Olivia Hogenmüller, Projektleiterin der RecyclingAKTIV & TiefbauLIVE, hat sich für das Event viel vorgenommen – die Messe in Karlsruhe wächst und soll noch praxisnaher werden.

Von ABZ
RecyclingAKTIV & TiefbauLIVE 2025
Olivia Hogenmüller ist Projektleiterin der RecyclingAKTIV & TiefbauLIVE bei der Messe Karlsruhe. | Foto: Messe Karlsruhe

Olivia Hogenmüller, Projektleiterin der RecyclingAKTIV & TiefbauLIVE, hat sich für das Event einiges vorgenommen – die Messe in Karlsruhe wächst und soll noch praxisnaher werden. Hogenmüller erläutert im Gespräch mit ABZ-Chefredakteur Kai-Werner Fajga, worauf sich Besucher freuen können.

ABZ: Frau Hogenmüller, die Bundesregierung will ein Sondervermögen zur Stärkung der Infrastruktur umsetzen, trotzdem ist die Stimmung in der Bauwirtschaft gespalten: Einerseits freuen sich Unternehmen über eine langanhaltende Investitionsphase, andererseits bemängeln Verbände weiterhin einen schwächelnden Wohnungsbau. Wie nehmen Sie die Stimmung unter den Ausstellern der RATL 2025 wahr?

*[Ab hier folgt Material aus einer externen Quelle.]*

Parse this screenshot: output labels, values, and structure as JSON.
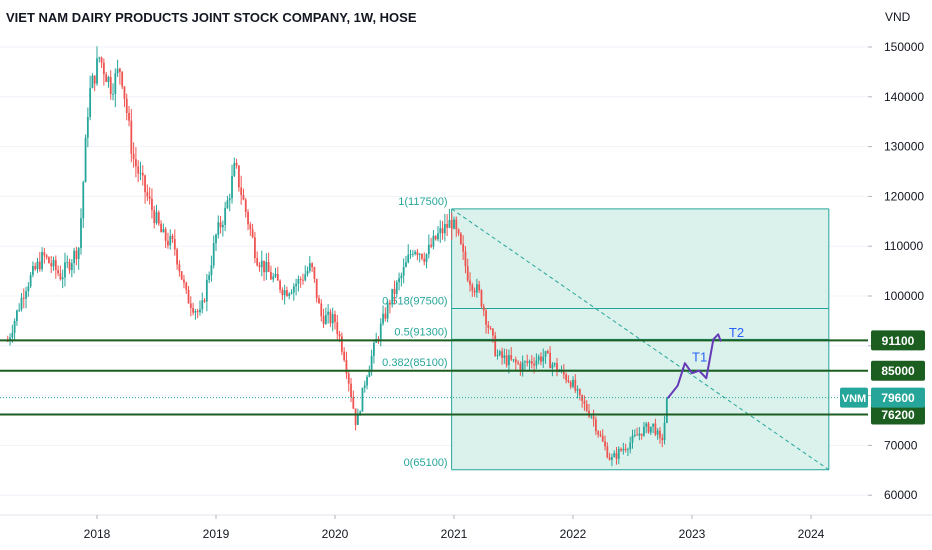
{
  "colors": {
    "up": "#26a69a",
    "down": "#ef5350",
    "level_line": "#1b5e20",
    "fib": "#26a69a",
    "fib_fill": "#d4f0e8",
    "price_line": "#26a69a",
    "path": "#673ab7",
    "note": "#2962ff",
    "grid": "#f0f3fa"
  },
  "chart_data": {
    "type": "candlestick",
    "title": "VIET NAM DAIRY PRODUCTS JOINT STOCK COMPANY, 1W, HOSE",
    "currency": "VND",
    "ylim": [
      55000,
      155000
    ],
    "xlim": [
      2017.25,
      2024.62
    ],
    "y_ticks": [
      {
        "value": 60000,
        "label": "60000"
      },
      {
        "value": 70000,
        "label": "70000"
      },
      {
        "value": 80000,
        "label": "80000"
      },
      {
        "value": 90000,
        "label": "90000"
      },
      {
        "value": 100000,
        "label": "100000"
      },
      {
        "value": 110000,
        "label": "110000"
      },
      {
        "value": 120000,
        "label": "120000"
      },
      {
        "value": 130000,
        "label": "130000"
      },
      {
        "value": 140000,
        "label": "140000"
      },
      {
        "value": 150000,
        "label": "150000"
      }
    ],
    "x_ticks": [
      {
        "value": 2018,
        "label": "2018"
      },
      {
        "value": 2019,
        "label": "2019"
      },
      {
        "value": 2020,
        "label": "2020"
      },
      {
        "value": 2021,
        "label": "2021"
      },
      {
        "value": 2022,
        "label": "2022"
      },
      {
        "value": 2023,
        "label": "2023"
      },
      {
        "value": 2024,
        "label": "2024"
      }
    ],
    "price_path": [
      [
        2017.25,
        91000
      ],
      [
        2017.4,
        102000
      ],
      [
        2017.55,
        108000
      ],
      [
        2017.7,
        104000
      ],
      [
        2017.85,
        110000
      ],
      [
        2017.93,
        140000
      ],
      [
        2018.02,
        148000
      ],
      [
        2018.12,
        142000
      ],
      [
        2018.2,
        146000
      ],
      [
        2018.3,
        128000
      ],
      [
        2018.42,
        120000
      ],
      [
        2018.55,
        112000
      ],
      [
        2018.65,
        110000
      ],
      [
        2018.75,
        100000
      ],
      [
        2018.87,
        96000
      ],
      [
        2019.0,
        112000
      ],
      [
        2019.08,
        117000
      ],
      [
        2019.16,
        126000
      ],
      [
        2019.24,
        118000
      ],
      [
        2019.34,
        108000
      ],
      [
        2019.46,
        104000
      ],
      [
        2019.58,
        101000
      ],
      [
        2019.7,
        103000
      ],
      [
        2019.8,
        106000
      ],
      [
        2019.88,
        96000
      ],
      [
        2020.0,
        95000
      ],
      [
        2020.08,
        88000
      ],
      [
        2020.18,
        74000
      ],
      [
        2020.26,
        84000
      ],
      [
        2020.36,
        92000
      ],
      [
        2020.46,
        99000
      ],
      [
        2020.56,
        104000
      ],
      [
        2020.66,
        110000
      ],
      [
        2020.76,
        108000
      ],
      [
        2020.86,
        112000
      ],
      [
        2020.98,
        115000
      ],
      [
        2021.04,
        111000
      ],
      [
        2021.12,
        104000
      ],
      [
        2021.22,
        100000
      ],
      [
        2021.3,
        93000
      ],
      [
        2021.36,
        88000
      ],
      [
        2021.46,
        87000
      ],
      [
        2021.56,
        86000
      ],
      [
        2021.66,
        87000
      ],
      [
        2021.76,
        88000
      ],
      [
        2021.88,
        85000
      ],
      [
        2021.98,
        83000
      ],
      [
        2022.06,
        79000
      ],
      [
        2022.16,
        76000
      ],
      [
        2022.24,
        71000
      ],
      [
        2022.32,
        67000
      ],
      [
        2022.4,
        69000
      ],
      [
        2022.5,
        71000
      ],
      [
        2022.58,
        73000
      ],
      [
        2022.68,
        74000
      ],
      [
        2022.74,
        70000
      ],
      [
        2022.8,
        79600
      ]
    ],
    "fib_levels": [
      {
        "ratio": 1,
        "value": 117500,
        "label": "1(117500)"
      },
      {
        "ratio": 0.618,
        "value": 97500,
        "label": "0.618(97500)"
      },
      {
        "ratio": 0.5,
        "value": 91300,
        "label": "0.5(91300)"
      },
      {
        "ratio": 0.382,
        "value": 85100,
        "label": "0.382(85100)"
      },
      {
        "ratio": 0,
        "value": 65100,
        "label": "0(65100)"
      }
    ],
    "fib_range_x": [
      2020.98,
      2024.15
    ],
    "levels": [
      {
        "value": 91100,
        "label": "91100"
      },
      {
        "value": 85000,
        "label": "85000"
      },
      {
        "value": 76200,
        "label": "76200"
      }
    ],
    "last_price": {
      "value": 79600,
      "label": "79600",
      "symbol": "VNM"
    },
    "trendline": {
      "from": [
        2020.98,
        117500
      ],
      "to": [
        2024.15,
        65100
      ]
    },
    "projection": [
      [
        2022.8,
        79600
      ],
      [
        2022.88,
        82000
      ],
      [
        2022.94,
        86500
      ],
      [
        2023.0,
        84500
      ],
      [
        2023.06,
        85000
      ],
      [
        2023.12,
        83500
      ],
      [
        2023.18,
        91300
      ],
      [
        2023.22,
        92300
      ],
      [
        2023.24,
        91000
      ]
    ],
    "annotations": [
      {
        "text": "T1",
        "x": 2023.0,
        "y": 86800
      },
      {
        "text": "T2",
        "x": 2023.31,
        "y": 91800
      }
    ]
  }
}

Hogenmüller: Das Umfeld ist herausfordernd und das spüren auch unsere Aussteller. Die Investitionsbereitschaft in Bau, Abbruch und Recycling ist grundsätzlich vorhanden, aber der letzte Funke springt oft noch nicht über. Unsicherheiten bei der politischen Lage, etwa zur konkreten Ausgestaltung des Sondervermögens oder staatlicher Anreize, bremsen noch. Genau deshalb haben unsere Aussteller eine klare Erwartung an die RATL 2025 – in Karlsruhe sollen die Geschäfte gemacht werden, die über das Jahr hinweg angebahnt wurden. Während Innovationen bereits auf anderen Messeplätzen vorgestellt wurden, lautet die Agenda für Karlsruhe eindeutig: Technologien greifbar und Innovationen erlebbar machen. Hier soll es zum Handschlag kommen!

Viele Aussteller setzen in diesem Jahr bewusst auf Diversifikation, um sich in einem angespannten welt- und innerpolitischen Umfeld breiter aufzustellen und nicht von einzelnen Märkten abhängig zu sein.

Auf Besucherseite, die wir in die Messevorbereitung der diesjährigen RATL durch eine medienwirksame Testimonial-Kampagne besonders einbezogen haben, zeigt sich ein klarer Wunsch nach Stabilität, Orientierung in der Technologielandschaft und einem eindeutigen Nutzenversprechen. Unternehmen, die sich technologisch und organisatorisch weiterentwickeln möchten, schätzen die RATL als Plattform mit einem klaren Fokus auf Bau, Abbruch und Recycling sowie auf zielgerichtete, praxisnahe Inhalte und finden hier die Impulse, die sie für ihre strategische und operative Weiterentwicklung benötigen.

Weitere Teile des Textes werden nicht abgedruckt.